Yemen has accused Al Qaeda of the attack last Saturday in which militants in military uniform raided the police intelligence building, killing seven security officers, three women and a 7-year-old boy, and freeing several detainees.
The security official said clashes had broken out before dawn on Friday. Police rounded up 30 suspects throughout the day, nine of whom were charged with al Qaeda links, while the rest were charged with participating in rioting.
One detainee died. Security officials said the man died from an asthma attack, while opposition website Sahwa Net said he died from wounds after being tortured.
The Defence Ministry said security forces had received information from a previously-detained al Qaeda operative, Ghodel Mohammed Saleh Naji, that those responsible for last week's attack would be holding a Friday meeting.
All participants in the meeting were held, the Defence Ministry statement said. Authorities said earlier they had arrested the head of the group behind the assault.

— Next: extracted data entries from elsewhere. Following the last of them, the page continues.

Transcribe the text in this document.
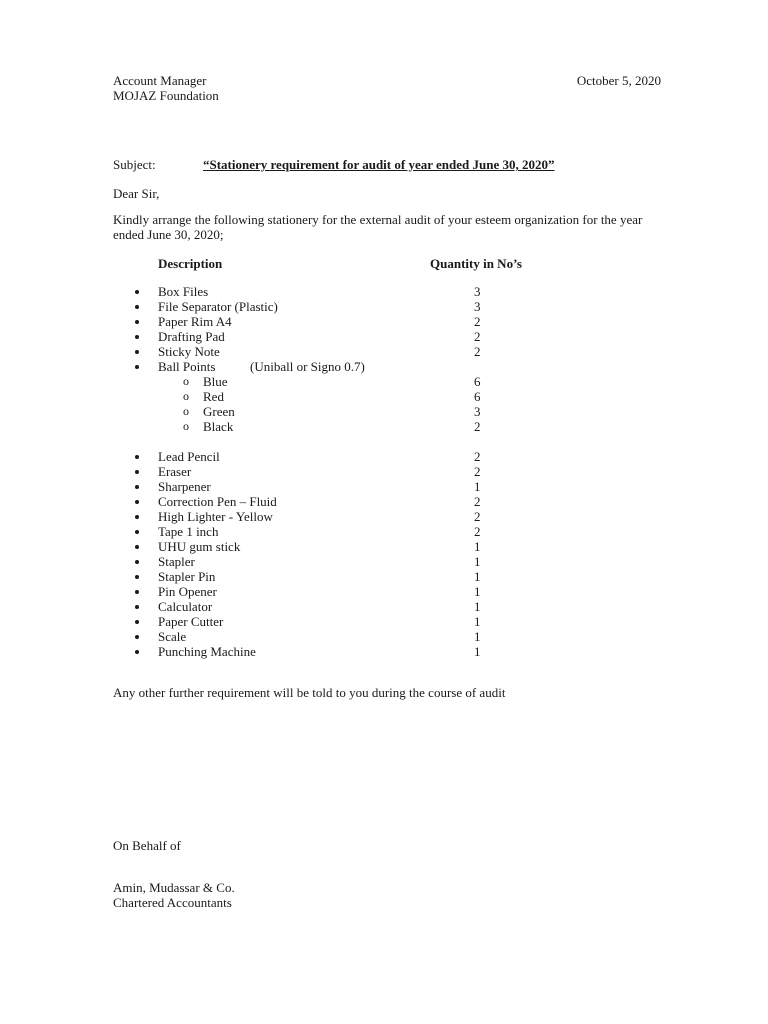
Account Manager
MOJAZ Foundation
October 5, 2020
Subject:	“Stationery requirement for audit of year ended June 30, 2020”
Dear Sir,
Kindly arrange the following stationery for the external audit of your esteem organization for the year ended June 30, 2020;
Description	Quantity in No’s
Box Files	3
File Separator (Plastic)	3
Paper Rim A4	2
Drafting Pad	2
Sticky Note	2
Ball Points	(Uniball or Signo 0.7)
o Blue	6
o Red	6
o Green	3
o Black	2
Lead Pencil	2
Eraser	2
Sharpener	1
Correction Pen – Fluid	2
High Lighter - Yellow	2
Tape 1 inch	2
UHU gum stick	1
Stapler	1
Stapler Pin	1
Pin Opener	1
Calculator	1
Paper Cutter	1
Scale	1
Punching Machine	1
Any other further requirement will be told to you during the course of audit
On Behalf of
Amin, Mudassar & Co.
Chartered Accountants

Yemen, neighbour to top oil exporter Saudi Arabia, has been a growing security concern for the West since the Yemen-based arm of al Qaeda claimed responsibility for an unsuccessful attempt to set off a bomb on board a U.S.-bound airliner in December.
Yemen is struggling to curb a separatist movement in the south and cement a ceasefire with Shi'ite rebels in the north. It is under international pressure to quell domestic conflicts to focus on a growing al Qaeda presence in the country.
A day before last Saturday's attack, Al Qaeda's Yemen-based regional branch threatened to respond to a state crackdown against it in eastern Yemen, calling on local tribesmen to take up arms against the government.